Pour la climatologue Felicity Gamble, du Bureau australien de météorologie, le changement climatique a d’ailleurs tellement modifié la situation de référence que « l’histoire est un guide moins fiable pour les prévisions saisonnières » et « ce qui s’est passé lors d’un El Niño il y a 20 ans est probablement très différent de ce à quoi on pourrait s’attendre aujourd’hui ».

  • QUELLES CONSÉQUENCES POSSIBLES ?

« Les impacts d’El Nino dépendront de la temporalité de l’épisode, de son amplitude, et de la circulation atmosphérique de grande échelle associée », informe Météo France. Cependant les épisodes les plus marqués suivent souvent des schémas connus. Des conditions plus humides sont fréquemment observées sur la côte ouest de l’Amérique du Sud, dans la Corne de l’Afrique ou dans le sud des États-Unis, tandis que des conditions plus sèches touchent souvent l’Océanie, l’Australie et le bassin amazonien. C’est ce type de dérèglement qui avait provoqué, en 1877-1878, de graves catastrophes : mauvaises récoltes, famines, déplacements massifs de populations, épidémies et effondrement local des ressources en eau.

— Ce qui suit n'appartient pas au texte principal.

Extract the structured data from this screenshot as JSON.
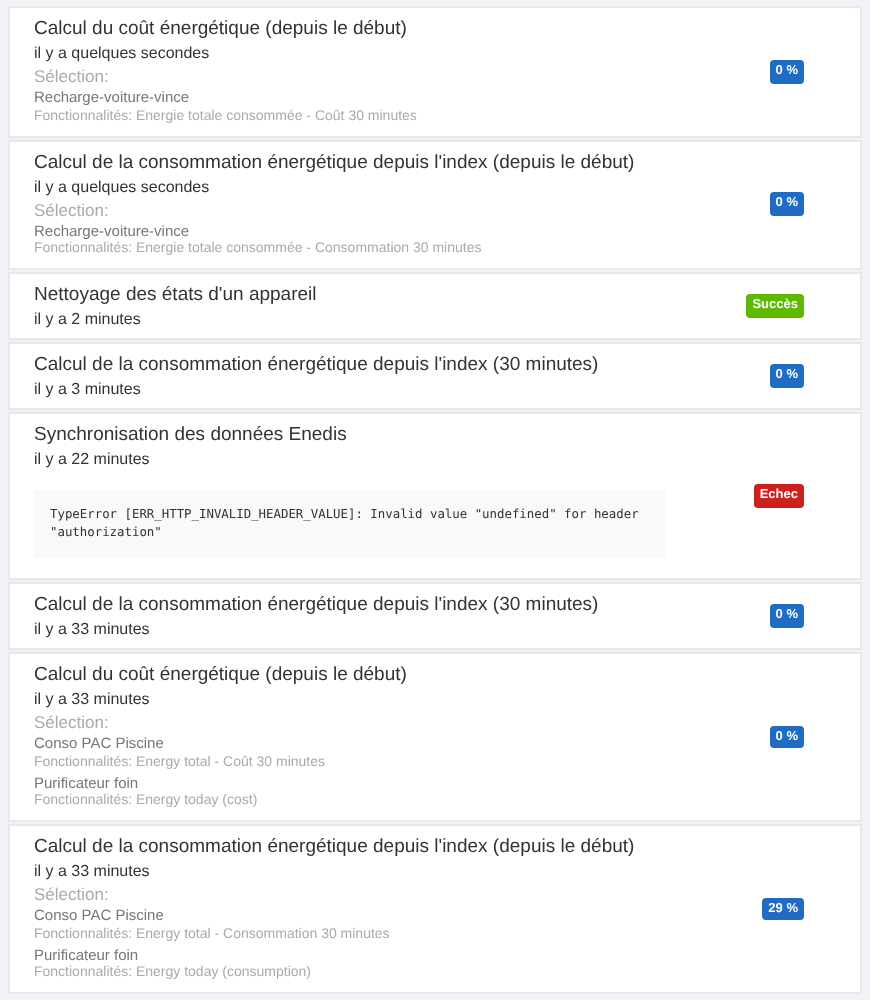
{
  "jobs": [
    {
      "title": "Calcul du coût énergétique (depuis le début)",
      "time": "il y a quelques secondes",
      "selection_label": "Sélection:",
      "devices": [
        {
          "name": "Recharge-voiture-vince",
          "features": "Fonctionnalités: Energie totale consommée - Coût 30 minutes"
        }
      ],
      "badge": {
        "text": "0 %",
        "color": "#206bc4"
      }
    },
    {
      "title": "Calcul de la consommation énergétique depuis l'index (depuis le début)",
      "time": "il y a quelques secondes",
      "selection_label": "Sélection:",
      "devices": [
        {
          "name": "Recharge-voiture-vince",
          "features": "Fonctionnalités: Energie totale consommée - Consommation 30 minutes"
        }
      ],
      "badge": {
        "text": "0 %",
        "color": "#206bc4"
      }
    },
    {
      "title": "Nettoyage des états d'un appareil",
      "time": "il y a 2 minutes",
      "badge": {
        "text": "Succès",
        "color": "#5eba00"
      }
    },
    {
      "title": "Calcul de la consommation énergétique depuis l'index (30 minutes)",
      "time": "il y a 3 minutes",
      "badge": {
        "text": "0 %",
        "color": "#206bc4"
      }
    },
    {
      "title": "Synchronisation des données Enedis",
      "time": "il y a 22 minutes",
      "error": "TypeError [ERR_HTTP_INVALID_HEADER_VALUE]: Invalid value \"undefined\" for header \"authorization\"",
      "badge": {
        "text": "Echec",
        "color": "#cd201f"
      }
    },
    {
      "title": "Calcul de la consommation énergétique depuis l'index (30 minutes)",
      "time": "il y a 33 minutes",
      "badge": {
        "text": "0 %",
        "color": "#206bc4"
      }
    },
    {
      "title": "Calcul du coût énergétique (depuis le début)",
      "time": "il y a 33 minutes",
      "selection_label": "Sélection:",
      "devices": [
        {
          "name": "Conso PAC Piscine",
          "features": "Fonctionnalités: Energy total - Coût 30 minutes"
        },
        {
          "name": "Purificateur foin",
          "features": "Fonctionnalités: Energy today (cost)"
        }
      ],
      "badge": {
        "text": "0 %",
        "color": "#206bc4"
      }
    },
    {
      "title": "Calcul de la consommation énergétique depuis l'index (depuis le début)",
      "time": "il y a 33 minutes",
      "selection_label": "Sélection:",
      "devices": [
        {
          "name": "Conso PAC Piscine",
          "features": "Fonctionnalités: Energy total - Consommation 30 minutes"
        },
        {
          "name": "Purificateur foin",
          "features": "Fonctionnalités: Energy today (consumption)"
        }
      ],
      "badge": {
        "text": "29 %",
        "color": "#206bc4"
      }
    }
  ]
}
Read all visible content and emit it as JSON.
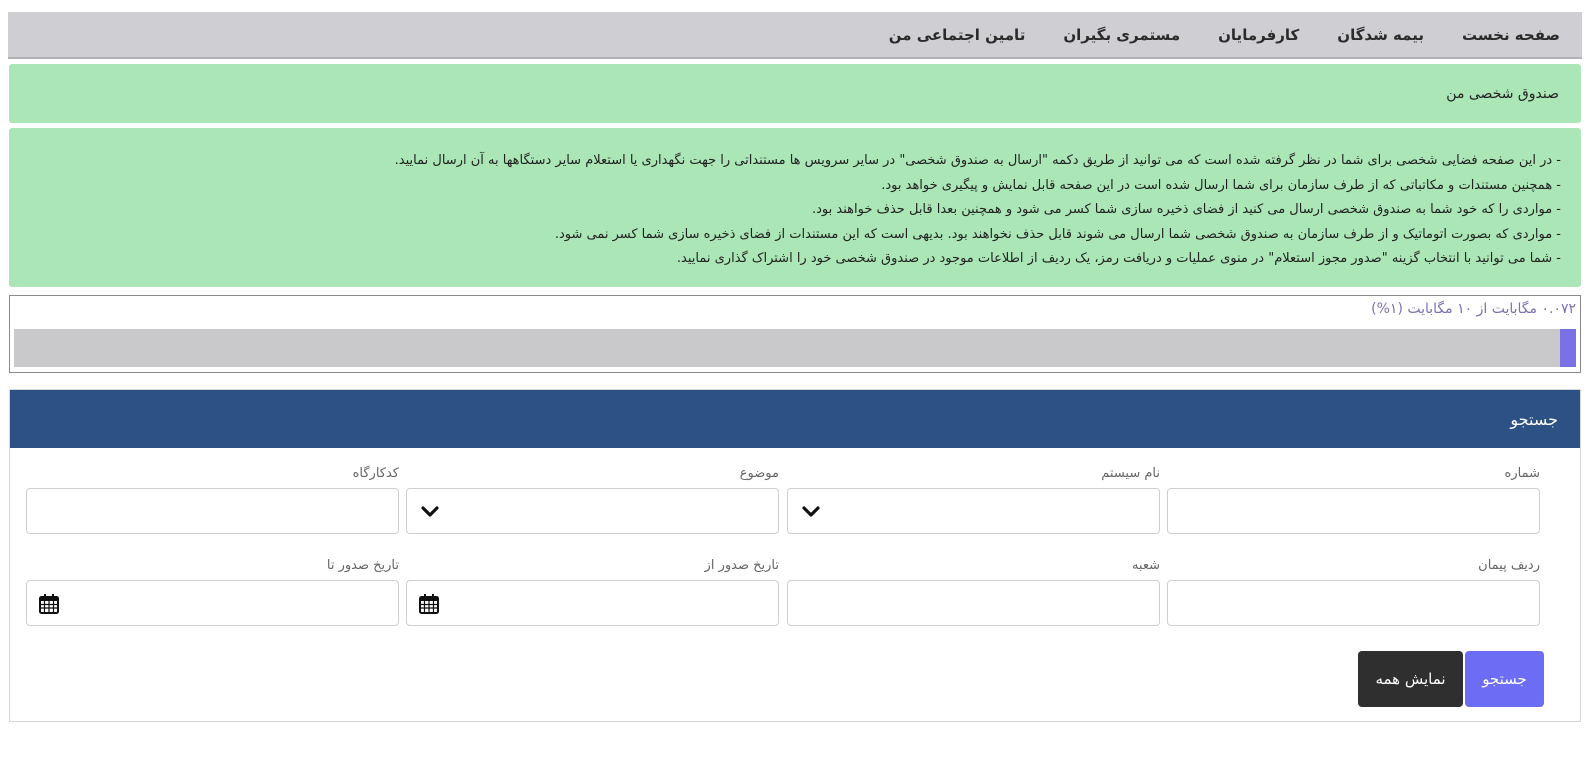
{
  "nav": {
    "items": [
      {
        "label": "صفحه نخست"
      },
      {
        "label": "بیمه شدگان"
      },
      {
        "label": "کارفرمایان"
      },
      {
        "label": "مستمری بگیران"
      },
      {
        "label": "تامین اجتماعی من"
      }
    ]
  },
  "page_title": "صندوق شخصی من",
  "info": {
    "lines": [
      "- در این صفحه فضایی شخصی برای شما در نظر گرفته شده است که می توانید از طریق دکمه \"ارسال به صندوق شخصی\" در سایر سرویس ها مستنداتی را جهت نگهداری یا استعلام سایر دستگاهها به آن ارسال نمایید.",
      "- همچنین مستندات و مکاتباتی که از طرف سازمان برای شما ارسال شده است در این صفحه قابل نمایش و پیگیری خواهد بود.",
      "- مواردی را که خود شما به صندوق شخصی ارسال می کنید از فضای ذخیره سازی شما کسر می شود و همچنین بعدا قابل حذف خواهند بود.",
      "- مواردی که بصورت اتوماتیک و از طرف سازمان به صندوق شخصی شما ارسال می شوند قابل حذف نخواهند بود. بدیهی است که این مستندات از فضای ذخیره سازی شما کسر نمی شود.",
      "- شما می توانید با انتخاب گزینه \"صدور مجوز استعلام\" در منوی عملیات و دریافت رمز، یک ردیف از اطلاعات موجود در صندوق شخصی خود را اشتراک گذاری نمایید."
    ]
  },
  "storage": {
    "label": "۰.۰۷۲ مگابایت از ۱۰ مگابایت (۱%)",
    "used_percent": 1
  },
  "search": {
    "header": "جستجو",
    "fields": {
      "number": {
        "label": "شماره",
        "value": ""
      },
      "system_name": {
        "label": "نام سیستم",
        "value": ""
      },
      "subject": {
        "label": "موضوع",
        "value": ""
      },
      "workshop_code": {
        "label": "کدکارگاه",
        "value": ""
      },
      "contract_row": {
        "label": "ردیف پیمان",
        "value": ""
      },
      "branch": {
        "label": "شعبه",
        "value": ""
      },
      "issue_date_from": {
        "label": "تاریخ صدور از",
        "value": ""
      },
      "issue_date_to": {
        "label": "تاریخ صدور تا",
        "value": ""
      }
    },
    "search_button": "جستجو",
    "show_all_button": "نمایش همه"
  },
  "colors": {
    "nav_bg": "#cfcfd3",
    "notice_bg": "#abe6b7",
    "panel_header": "#2d5185",
    "progress_fill": "#7b70e6",
    "search_button": "#6c6cf5",
    "show_all_button": "#2f2f2f"
  },
  "icons": {
    "dropdown": "chevron-down-icon",
    "date": "calendar-icon"
  }
}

Météo France souligne aussi qu’El Niño influence l’activité cyclonique : certaines zones océaniques enregistrent une activité plus faible que la normale, tandis que d’autres, comme le bassin Pacifique, peuvent connaître des cyclones particulièrement dévastateurs.

  • ET POUR LA NOUVELLE- CALÉDONIE ?

En Nouvelle-Calédonie, l’El Niño-oscillation australe (ENSO) est la principale source de variabilité interannuelle des précipitations et des températures. Les précipitations y sont fortement influencées, surtout en saison chaude, notamment dans le nord de la Grande Terre et aux îles Loyauté. Les périodes El Niño sont marquées par un risque accru de sècheresse (à l’inverse, les périodes La Niña augmentent le risque de fortes pluies), tandis que les températures minimales ont tendance à être anormale- ment basses (l’inverse en période La Niña).

Le lien avec les températures maximales est moins net : il varie selon la saison et la région, et reste faible en saison chaude. Pendant les phases El Niño, l’activité cyclonique est plus étendue : elle s’étire du nord de l’Australie jusqu’à la Polynésie française et peut s’accompagner de phénomènes plus intenses, en raison d’un contenu thermique plus élevé de l’océan. La saison cyclonique peut durer plus longtemps, avec un début plus précoce et une fin plus tardive.